# Epigeopop Simulation and Analysis Walk-through

This notebook provides a detailed guide for running an `rEpiabm` simulation using a realistic population generated by `EpiGeoPop`. It then walks through the post-simulation analysis, including calculating the time-varying reproduction number ($R_t$) with `EpiEstim` and comparing it to the simulation's internal calculations.

This guide assumes you have already followed the setup instructions in the `README.md` to install `rEpiabm` and its dependencies.

## Step 1: Configure and Run the Simulation

The first step is to run the main simulation using a pre-generated population file (e.g., for Andorra). The `simulation_epigeopop.r` script handles this process.

### Configuration

You can modify the simulation parameters directly within the `simulation_epigeopop.r` script. The most common parameters to change are:

- `country`: The name of the country/region you are simulating (e.g., `"Andorra"`). This determines which data folder to use.
- `simulation_duration`: The total number of days the simulation will run.
- `initial_infected`: The number of individuals who are infectious at the start of the simulation.

**Instructions:**

1. Open  and adjust the parameters as needed.
2. Run `simulation_epigeopop.r` to execute the script. This will generate several output files in `data/<your_country>/simulation_outputs/` (replacing <your_country> with your region of interest).

## Step 2: Run the EpiEstim Post-Simulation Analysis

Next, we will process the raw simulation output with the `epiestim_epigeopop.r` script. This script calculates the daily incidence and generation time distribution, then uses the `EpiEstim` package to estimate $R_t$.

**Instructions:**

Run 'epiestim_epigeopop.r' to execute the EpiEstim analysis. The results will be saved in `data/<your_country>/simulation_outputs/epiestim/`.

### Understanding the EpiEstim Outputs

After the script finishes, you will find several new files in the `epiestim` directory, including:
- **`Incidence_plot.png`**: A bar chart showing the number of new infections per day.
- **`Generation_plot.png`**: A plot showing the probability distribution of the time between successive infections.
- **`epiestim_detailed_plot_np.png`**: A plot of the estimated $R_t$ over time, with a 95% confidence interval. This is the main output of this step.
- **`R_estimates_np.csv`**: The raw data for the $R_t$ plot.


## Step 3: Compare $R_t$ Estimates

The second script, `compare_r_numbers.r`, is designed to compare the $R_t$ we just calculated with `EpiEstim` against the $R_t$ that was calculated internally by the `rEpiabm` simulation. 
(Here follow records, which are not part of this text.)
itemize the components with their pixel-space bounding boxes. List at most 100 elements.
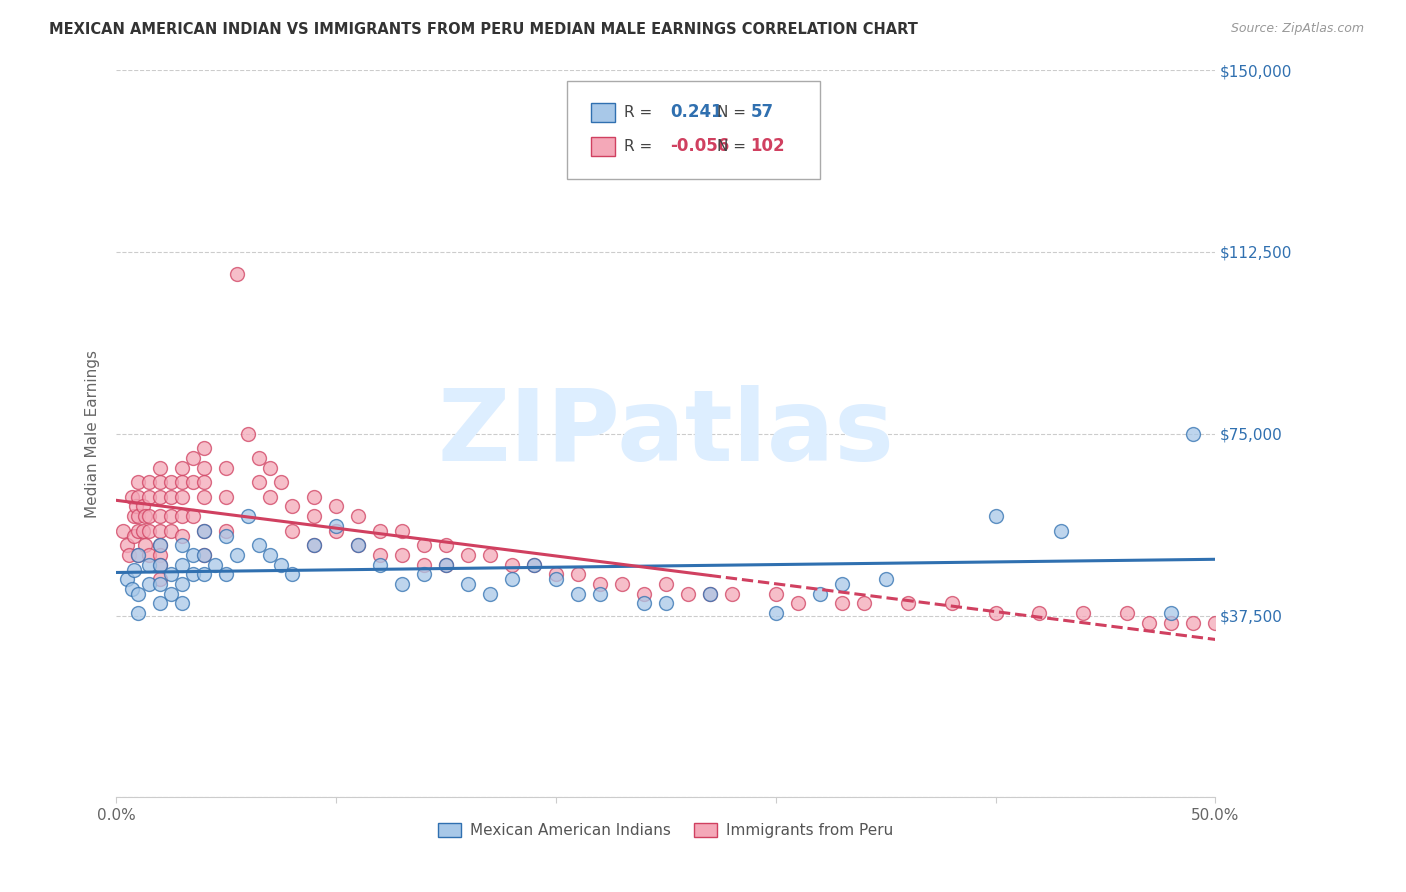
Point <box>281 524 304 538</box>
Point <box>181 450 204 465</box>
Point <box>215 567 238 582</box>
Point <box>434 558 457 572</box>
Point <box>259 490 281 504</box>
Point <box>125 500 148 514</box>
Point <box>193 567 215 582</box>
Point <box>238 509 260 524</box>
Point <box>193 490 215 504</box>
Point <box>391 577 413 591</box>
Point <box>138 475 160 490</box>
Point <box>127 587 149 601</box>
Point <box>172 528 194 542</box>
Point <box>160 567 183 582</box>
Point <box>984 509 1007 524</box>
Point <box>238 426 260 441</box>
Point <box>149 460 172 475</box>
Point <box>193 548 215 562</box>
Point <box>765 606 787 620</box>
Point <box>523 558 546 572</box>
Text: Source: ZipAtlas.com: Source: ZipAtlas.com <box>1230 22 1364 36</box>
Point <box>478 587 501 601</box>
Point <box>413 567 436 582</box>
Point <box>215 528 238 542</box>
Point <box>172 475 194 490</box>
Point <box>391 548 413 562</box>
Y-axis label: Median Male Earnings: Median Male Earnings <box>86 350 100 517</box>
Legend: Mexican American Indians, Immigrants from Peru: Mexican American Indians, Immigrants fro… <box>432 816 900 845</box>
FancyBboxPatch shape <box>591 103 616 121</box>
Point <box>831 597 853 611</box>
Point <box>567 567 589 582</box>
Point <box>831 577 853 591</box>
Point <box>215 460 238 475</box>
Point <box>1182 426 1205 441</box>
Point <box>610 577 633 591</box>
Point <box>589 587 612 601</box>
Point <box>1028 606 1050 620</box>
Point <box>457 548 479 562</box>
Point <box>149 577 172 591</box>
Point <box>302 538 325 552</box>
Point <box>131 500 153 514</box>
Point <box>544 572 567 586</box>
Point <box>149 558 172 572</box>
Point <box>413 538 436 552</box>
Point <box>149 475 172 490</box>
Point <box>633 597 655 611</box>
Text: -0.056: -0.056 <box>671 137 730 155</box>
Point <box>181 475 204 490</box>
Point <box>786 597 808 611</box>
Point <box>544 567 567 582</box>
Point <box>172 597 194 611</box>
Point <box>117 538 139 552</box>
Point <box>172 490 194 504</box>
Point <box>1050 524 1073 538</box>
Point <box>193 524 215 538</box>
Point <box>765 587 787 601</box>
Point <box>501 558 523 572</box>
Point <box>122 528 145 542</box>
Point <box>434 538 457 552</box>
Point <box>160 475 183 490</box>
Point <box>434 558 457 572</box>
Point <box>149 558 172 572</box>
Text: N =: N = <box>717 104 747 120</box>
Point <box>720 587 742 601</box>
Point <box>259 460 281 475</box>
Point <box>134 509 156 524</box>
Point <box>391 524 413 538</box>
Point <box>181 548 204 562</box>
Point <box>134 538 156 552</box>
Point <box>984 606 1007 620</box>
Point <box>281 567 304 582</box>
Point <box>149 490 172 504</box>
Point <box>347 509 370 524</box>
Point <box>160 587 183 601</box>
Point <box>111 524 134 538</box>
Point <box>941 597 963 611</box>
Point <box>149 548 172 562</box>
Point <box>193 460 215 475</box>
Point <box>138 509 160 524</box>
Point <box>181 509 204 524</box>
Point <box>567 587 589 601</box>
Point <box>897 597 920 611</box>
Point <box>138 558 160 572</box>
Point <box>127 606 149 620</box>
Point <box>127 548 149 562</box>
Point <box>215 490 238 504</box>
Text: N =: N = <box>717 139 747 154</box>
Point <box>172 460 194 475</box>
Point <box>699 587 721 601</box>
Point <box>193 475 215 490</box>
Point <box>172 538 194 552</box>
Text: 102: 102 <box>751 137 785 155</box>
Point <box>302 538 325 552</box>
Point <box>247 450 270 465</box>
Point <box>181 567 204 582</box>
Point <box>149 509 172 524</box>
Point <box>368 548 391 562</box>
Point <box>160 524 183 538</box>
Point <box>325 524 347 538</box>
Point <box>138 524 160 538</box>
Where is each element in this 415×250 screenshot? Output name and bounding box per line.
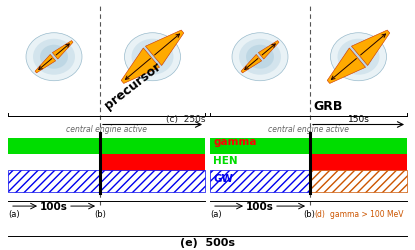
Polygon shape — [327, 49, 366, 84]
Ellipse shape — [246, 46, 274, 70]
Ellipse shape — [33, 40, 75, 76]
Polygon shape — [35, 55, 56, 74]
Bar — [100, 152, 205, 171]
Text: GW: GW — [213, 174, 233, 184]
Polygon shape — [241, 55, 261, 74]
Text: HEN: HEN — [213, 155, 238, 165]
Bar — [210, 138, 407, 154]
Text: (c)  250s: (c) 250s — [166, 115, 205, 124]
Ellipse shape — [337, 40, 379, 76]
Polygon shape — [352, 31, 390, 66]
Bar — [310, 152, 407, 171]
Text: gamma > 100 MeV: gamma > 100 MeV — [330, 209, 403, 218]
Polygon shape — [52, 42, 73, 60]
Text: 150s: 150s — [347, 115, 369, 124]
Bar — [310, 170, 407, 192]
Text: gamma: gamma — [213, 136, 256, 146]
Ellipse shape — [139, 46, 166, 70]
Ellipse shape — [124, 34, 181, 82]
Polygon shape — [259, 42, 279, 60]
Text: (b): (b) — [303, 209, 315, 218]
Bar — [8, 170, 205, 192]
Text: (a): (a) — [210, 209, 222, 218]
Ellipse shape — [239, 40, 281, 76]
Ellipse shape — [40, 46, 68, 70]
Text: GRB: GRB — [313, 99, 342, 112]
Text: (d): (d) — [314, 209, 325, 218]
Ellipse shape — [344, 46, 373, 70]
Text: (b): (b) — [94, 209, 106, 218]
Text: (e)  500s: (e) 500s — [180, 238, 235, 248]
Text: (a): (a) — [8, 209, 20, 218]
Bar — [8, 138, 205, 154]
Ellipse shape — [26, 34, 82, 82]
Polygon shape — [146, 31, 184, 66]
Text: central engine active: central engine active — [66, 125, 147, 134]
Bar — [210, 170, 310, 192]
Ellipse shape — [132, 40, 173, 76]
Polygon shape — [121, 49, 159, 84]
Ellipse shape — [232, 34, 288, 82]
Text: 100s: 100s — [246, 201, 274, 211]
Text: central engine active: central engine active — [268, 125, 349, 134]
Ellipse shape — [330, 34, 386, 82]
Text: 100s: 100s — [40, 201, 68, 211]
Text: precursor: precursor — [102, 60, 164, 111]
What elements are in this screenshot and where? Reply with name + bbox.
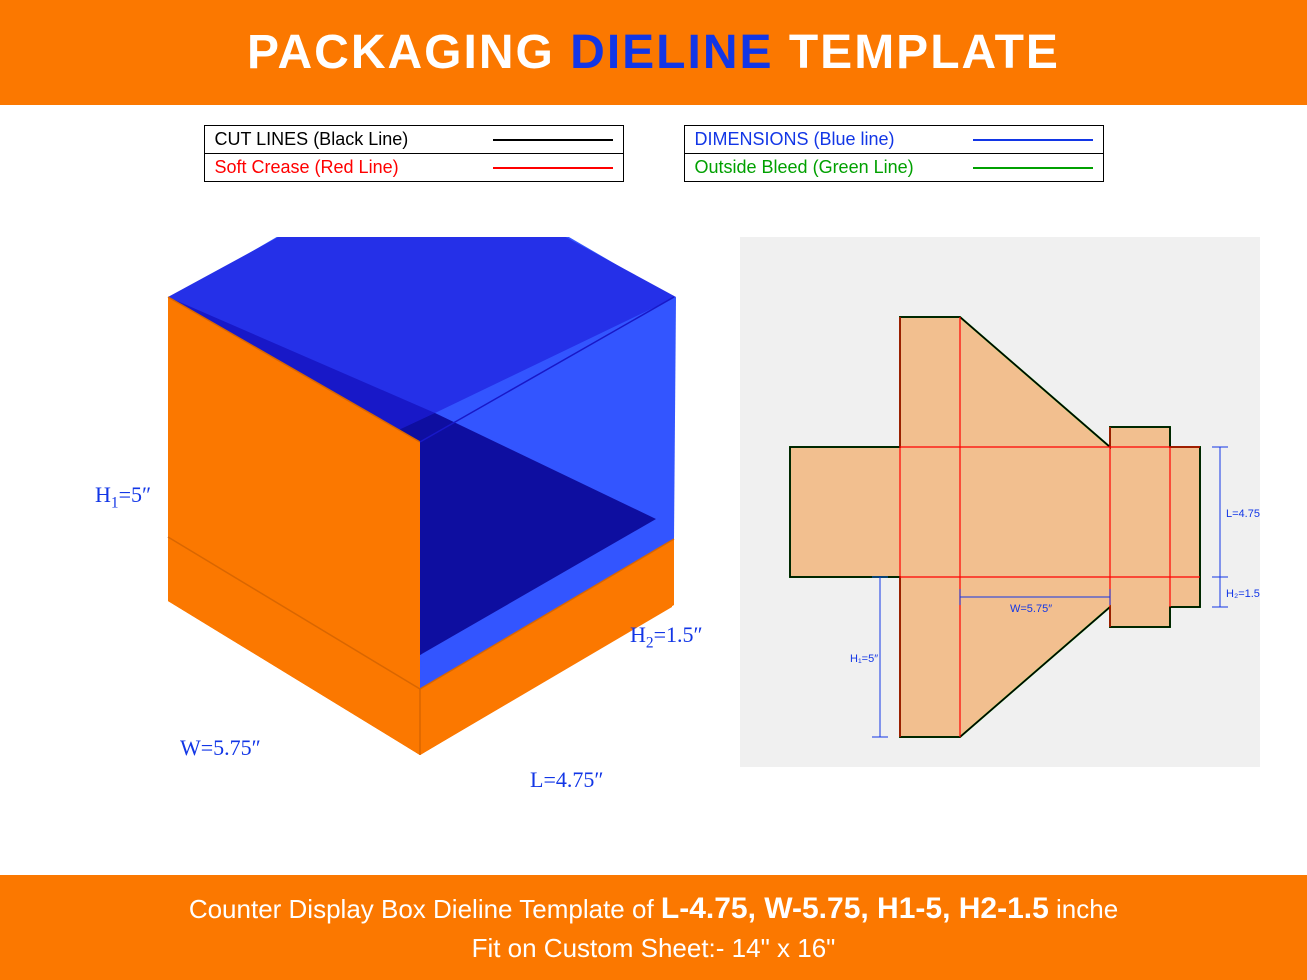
header-banner: PACKAGING DIELINE TEMPLATE bbox=[0, 0, 1307, 105]
legend-cutlines-label: CUT LINES (Black Line) bbox=[215, 129, 493, 150]
footer-banner: Counter Display Box Dieline Template of … bbox=[0, 875, 1307, 980]
box-3d-svg-main bbox=[40, 237, 740, 817]
dieline-dim-l: L=4.75″ bbox=[1226, 508, 1260, 520]
footer-line-1: Counter Display Box Dieline Template of … bbox=[189, 888, 1118, 930]
footer-post: inche bbox=[1049, 894, 1118, 924]
dim-w: W=5.75″ bbox=[180, 735, 261, 761]
dim-h1: H1=5″ bbox=[95, 482, 151, 512]
dieline-dim-h2: H₂=1.5″ bbox=[1226, 588, 1260, 600]
footer-pre: Counter Display Box Dieline Template of bbox=[189, 894, 661, 924]
legend-dimensions-label: DIMENSIONS (Blue line) bbox=[695, 129, 973, 150]
legend-left: CUT LINES (Black Line) Soft Crease (Red … bbox=[204, 125, 624, 182]
legend-cutlines-line bbox=[493, 139, 613, 141]
legend: CUT LINES (Black Line) Soft Crease (Red … bbox=[0, 125, 1307, 182]
dieline-svg: W=5.75″ H₁=5″ L=4.75″ H₂=1.5″ bbox=[740, 237, 1260, 767]
header-word-3: TEMPLATE bbox=[774, 25, 1060, 80]
main-content: H1=5″ W=5.75″ L=4.75″ H2=1.5″ bbox=[0, 237, 1307, 817]
header-word-1: PACKAGING bbox=[247, 25, 570, 80]
dieline-dim-h1: H₁=5″ bbox=[850, 653, 878, 665]
footer-line-2: Fit on Custom Sheet:- 14" x 16" bbox=[472, 930, 836, 966]
legend-dimensions-line bbox=[973, 139, 1093, 141]
dieline-view: W=5.75″ H₁=5″ L=4.75″ H₂=1.5″ bbox=[740, 237, 1260, 767]
legend-crease-line bbox=[493, 167, 613, 169]
footer-dims: L-4.75, W-5.75, H1-5, H2-1.5 bbox=[661, 892, 1049, 925]
dim-h2: H2=1.5″ bbox=[630, 622, 703, 652]
legend-bleed-label: Outside Bleed (Green Line) bbox=[695, 157, 973, 178]
legend-right: DIMENSIONS (Blue line) Outside Bleed (Gr… bbox=[684, 125, 1104, 182]
box-3d-view: H1=5″ W=5.75″ L=4.75″ H2=1.5″ bbox=[40, 237, 740, 817]
header-word-2: DIELINE bbox=[570, 25, 773, 80]
dieline-dim-w: W=5.75″ bbox=[1010, 603, 1052, 615]
legend-crease-label: Soft Crease (Red Line) bbox=[215, 157, 493, 178]
dim-l: L=4.75″ bbox=[530, 767, 604, 793]
legend-bleed-line bbox=[973, 167, 1093, 169]
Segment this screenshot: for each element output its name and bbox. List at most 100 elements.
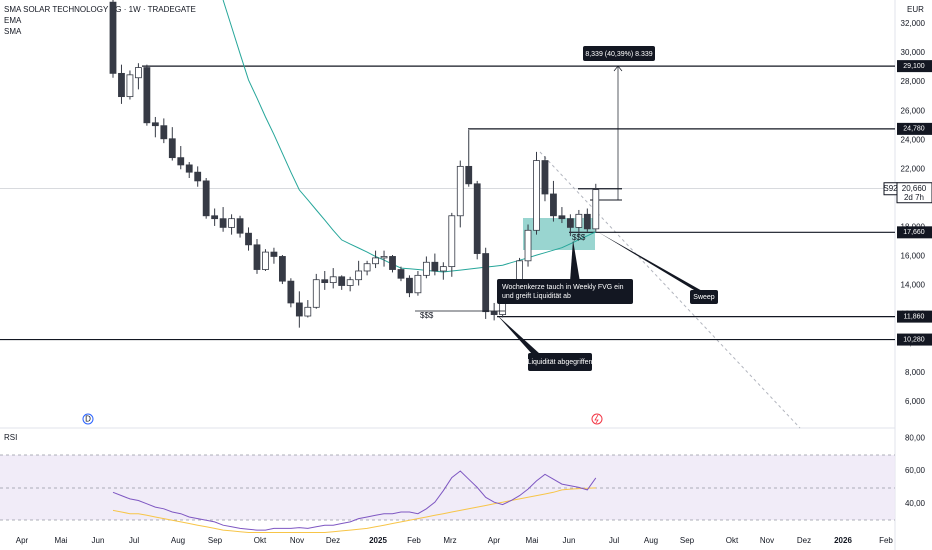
y-tick-label: 24,000 <box>901 135 926 144</box>
candle-body <box>211 215 219 220</box>
level-label-bg <box>897 226 932 239</box>
candle-body <box>414 274 422 294</box>
y-tick-label: 28,000 <box>901 77 926 86</box>
candle-body <box>448 215 456 268</box>
chart-title: SMA SOLAR TECHNOLOGY AG · 1W · TRADEGATE <box>4 5 196 14</box>
candle-body <box>338 276 346 286</box>
candle-body <box>160 125 168 140</box>
candle-body <box>202 180 210 217</box>
candle-body <box>524 229 532 262</box>
candle-body <box>482 253 490 313</box>
x-tick-label: Jul <box>609 536 619 545</box>
candle-body <box>245 232 252 246</box>
x-tick-label: Sep <box>208 536 223 545</box>
x-tick-label: Mai <box>55 536 68 545</box>
symbol-bg <box>883 182 898 196</box>
countdown: 2d 7h <box>904 193 924 202</box>
candle-body <box>406 277 413 294</box>
rsi-band <box>0 455 895 520</box>
liq-box <box>528 353 592 371</box>
fvg-box <box>497 279 633 304</box>
level-label-bg <box>897 333 932 346</box>
candle-body <box>363 263 371 272</box>
x-tick-label: Nov <box>290 536 304 545</box>
liq-pointer <box>497 315 540 354</box>
x-tick-label: Mai <box>526 536 539 545</box>
candle-body <box>295 302 303 317</box>
x-tick-label: Dez <box>326 536 340 545</box>
candle-body <box>126 74 134 98</box>
x-tick-label: Aug <box>171 536 185 545</box>
fvg-text: und greift Liquidität ab <box>502 293 571 300</box>
sweep-box <box>690 290 718 304</box>
x-tick-label: Okt <box>254 536 267 545</box>
x-tick-label: Feb <box>407 536 421 545</box>
x-tick-label: Feb <box>879 536 893 545</box>
measure-text: 8,339 (40,39%) 8.339 <box>585 51 652 58</box>
y-tick-label: 16,000 <box>901 252 926 261</box>
x-tick-label: Nov <box>760 536 774 545</box>
candle-body <box>118 72 125 98</box>
candle-body <box>380 256 388 259</box>
symbol: S92 <box>883 184 898 193</box>
rsi-ma-line <box>112 487 596 533</box>
candle-body <box>228 218 235 228</box>
candle-body <box>431 261 439 272</box>
candle-body <box>550 193 557 217</box>
event-bolt <box>594 414 599 424</box>
rsi-tick-label: 40,00 <box>905 499 926 508</box>
candle-body <box>397 269 405 279</box>
marker-icon <box>82 413 94 425</box>
candle-body <box>151 122 159 127</box>
y-tick-label: 22,000 <box>901 164 926 173</box>
ema-line <box>222 0 597 273</box>
measure-arrowhead <box>613 65 623 72</box>
x-tick-label: Apr <box>488 536 501 545</box>
x-tick-label: 2025 <box>369 536 387 545</box>
candle-body <box>304 306 312 317</box>
rsi-line <box>112 470 597 531</box>
x-tick-label: Jun <box>92 536 105 545</box>
candle-body <box>575 213 583 228</box>
candle-body <box>422 261 430 276</box>
indicator-label: SMA <box>4 27 22 36</box>
x-tick-label: Aug <box>644 536 658 545</box>
candle-body <box>278 256 286 282</box>
liq-mark: $$$ <box>420 311 434 320</box>
currency: EUR <box>907 5 924 14</box>
x-tick-label: Dez <box>797 536 811 545</box>
x-tick-label: 2026 <box>834 536 852 545</box>
candle-body <box>558 215 566 220</box>
candle-body <box>177 157 185 166</box>
candle-body <box>168 138 176 159</box>
level-label: 10,280 <box>903 336 925 343</box>
event-icon <box>591 413 603 425</box>
y-tick-label: 14,000 <box>901 281 926 290</box>
candle-body <box>262 251 269 270</box>
level-label: 11,860 <box>904 313 925 320</box>
sweep-pointer <box>598 232 704 292</box>
marker-text: D <box>85 415 91 424</box>
rsi-tick-label: 60,00 <box>905 466 926 475</box>
y-tick-label: 6,000 <box>905 397 926 406</box>
candle-body <box>473 183 481 254</box>
candle-body <box>566 218 574 228</box>
candle-body <box>490 311 498 315</box>
measure-box <box>583 46 655 61</box>
fvg-text: Wochenkerze tauch in Weekly FVG ein <box>502 284 624 291</box>
y-tick-label: 30,000 <box>901 48 926 57</box>
candle-body <box>219 218 227 228</box>
rsi-title: RSI <box>4 433 17 442</box>
fvg-pointer <box>570 240 580 282</box>
candle-body <box>236 218 244 234</box>
candle-body <box>355 270 363 281</box>
candle-body <box>456 165 464 217</box>
candle-body <box>185 164 193 173</box>
x-tick-label: Apr <box>16 536 29 545</box>
candle-body <box>312 279 320 308</box>
candle-body <box>253 244 261 270</box>
liq-mark: $$$ <box>572 233 586 242</box>
candle-body <box>135 67 142 79</box>
sweep-text: Sweep <box>693 294 715 301</box>
candle-body <box>194 171 202 182</box>
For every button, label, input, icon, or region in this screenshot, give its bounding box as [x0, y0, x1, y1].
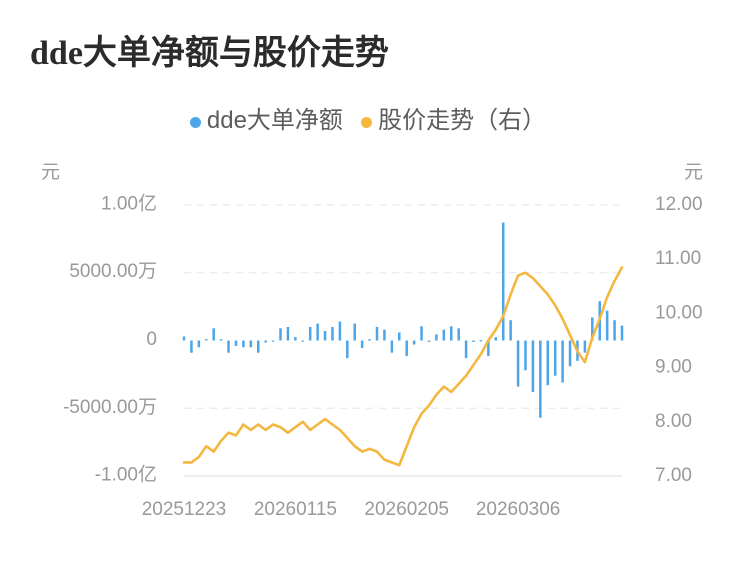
svg-text:8.00: 8.00 — [655, 411, 692, 432]
svg-text:12.00: 12.00 — [655, 194, 703, 215]
svg-text:7.00: 7.00 — [655, 465, 692, 486]
svg-text:1.00亿: 1.00亿 — [101, 193, 157, 215]
svg-text:5000.00万: 5000.00万 — [69, 261, 157, 282]
svg-text:11.00: 11.00 — [655, 248, 701, 269]
svg-text:0: 0 — [146, 329, 157, 350]
svg-text:元: 元 — [684, 162, 703, 183]
svg-text:20260205: 20260205 — [364, 499, 449, 520]
svg-text:-5000.00万: -5000.00万 — [63, 397, 157, 418]
svg-text:10.00: 10.00 — [655, 302, 703, 323]
svg-text:9.00: 9.00 — [655, 357, 692, 378]
svg-text:元: 元 — [41, 162, 60, 183]
svg-text:-1.00亿: -1.00亿 — [95, 464, 157, 486]
svg-text:20260306: 20260306 — [476, 499, 561, 520]
svg-text:20251223: 20251223 — [142, 499, 227, 520]
svg-text:20260115: 20260115 — [254, 499, 337, 520]
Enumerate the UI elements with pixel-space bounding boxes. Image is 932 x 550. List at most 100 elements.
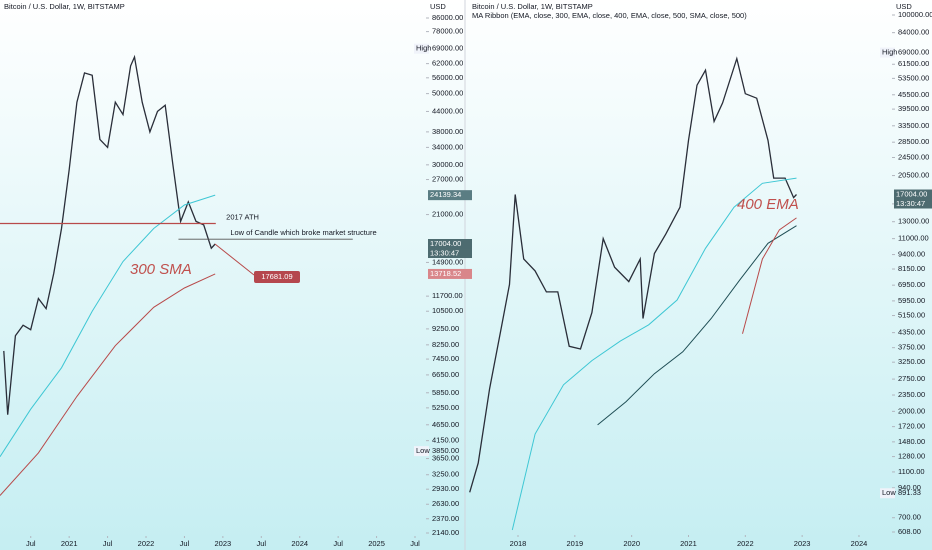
countdown-box	[894, 199, 932, 209]
x-tick-label: Jul	[256, 539, 266, 548]
x-tick-label: 2022	[138, 539, 155, 548]
x-tick-label: 2024	[851, 539, 868, 548]
x-tick-label: Jul	[410, 539, 420, 548]
y-tick-label: 2630.00	[432, 499, 459, 508]
high-low-tag-label: Low	[416, 446, 430, 455]
annotation: 300 SMA	[130, 261, 192, 278]
y-tick-label: 2140.00	[432, 528, 459, 537]
y-tick-label: 20500.00	[898, 171, 929, 180]
series-line	[3, 54, 216, 415]
y-tick-label: 78000.00	[432, 27, 463, 36]
y-tick-label: 3750.00	[898, 343, 925, 352]
y-tick-label: 1480.00	[898, 437, 925, 446]
x-tick-label: Jul	[333, 539, 343, 548]
y-tick-label: 86000.00	[432, 13, 463, 22]
annotation-arrow	[214, 243, 255, 276]
y-tick-label: 14900.00	[432, 257, 463, 266]
y-tick-label: 50000.00	[432, 89, 463, 98]
y-tick-label: 7450.00	[432, 354, 459, 363]
y-tick-label: 8250.00	[432, 340, 459, 349]
x-tick-label: Jul	[180, 539, 190, 548]
countdown: 13:30:47	[430, 248, 459, 257]
y-tick-label: 39500.00	[898, 104, 929, 113]
y-tick-label: 100000.00	[898, 10, 932, 19]
y-tick-label: 6950.00	[898, 280, 925, 289]
y-tick-label: 84000.00	[898, 28, 929, 37]
price-label-box	[428, 268, 472, 279]
y-tick-label: 6650.00	[432, 370, 459, 379]
y-tick-label: 53500.00	[898, 73, 929, 82]
x-tick-label: Jul	[26, 539, 36, 548]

A key challenge is that `EpiEstim` calculates an **instantaneous** $R_t$ (who gets infected *today*), while `rEpiabm` tracks a **case** $R_t$ (who infected whom). The script performs a mathematical conversion to make them comparable.

**Instructions:**

1. Edit the file `compare_r_numbers.r` to ensure both directories point to the correct locations, they should read (replacing <your_country> with your region of interest):
    - epiestim_dir <- "rEpiabm/data/<your_country>/simulation_outputs/epiestim"
    - epiabm_dir <- "rEpiabm/data/<your_country>/simulation_outputs"

2. Run `compare_r_numbers.r` to execute the comparison script. It will generate and save a final comparison plot.

## Step 4: Evaluate the Final Plot

The final, most important output is the `Rt_comparison_plot.png` file, which you can find in the `data/<your_country>/simulation_outputs/epiestim/` directory.

<div style="margin: 1em 0; padding: 1em; border-left: 4px solid var(--jp-warn-color0); background-color: var(--jp-layout-color2); color: var(--jp-ui-font-color1);">
<strong>Interpreting the Plot:</strong>
    <ul>
        <li>The <b>Epiabm case R_t (orange, dotted)</b> line represents the 'ground truth' from our simulation model.</li>
        <li>The <b>Case R (Converted) (red, dashed)</b> line is the result from the external EpiEstim package after being made comparable.</li>
    </ul>
</div>

A close alignment between these two lines validates our simulation, showing that it is consistent with the estimates produced by a standard, widely-used epidemiological tool.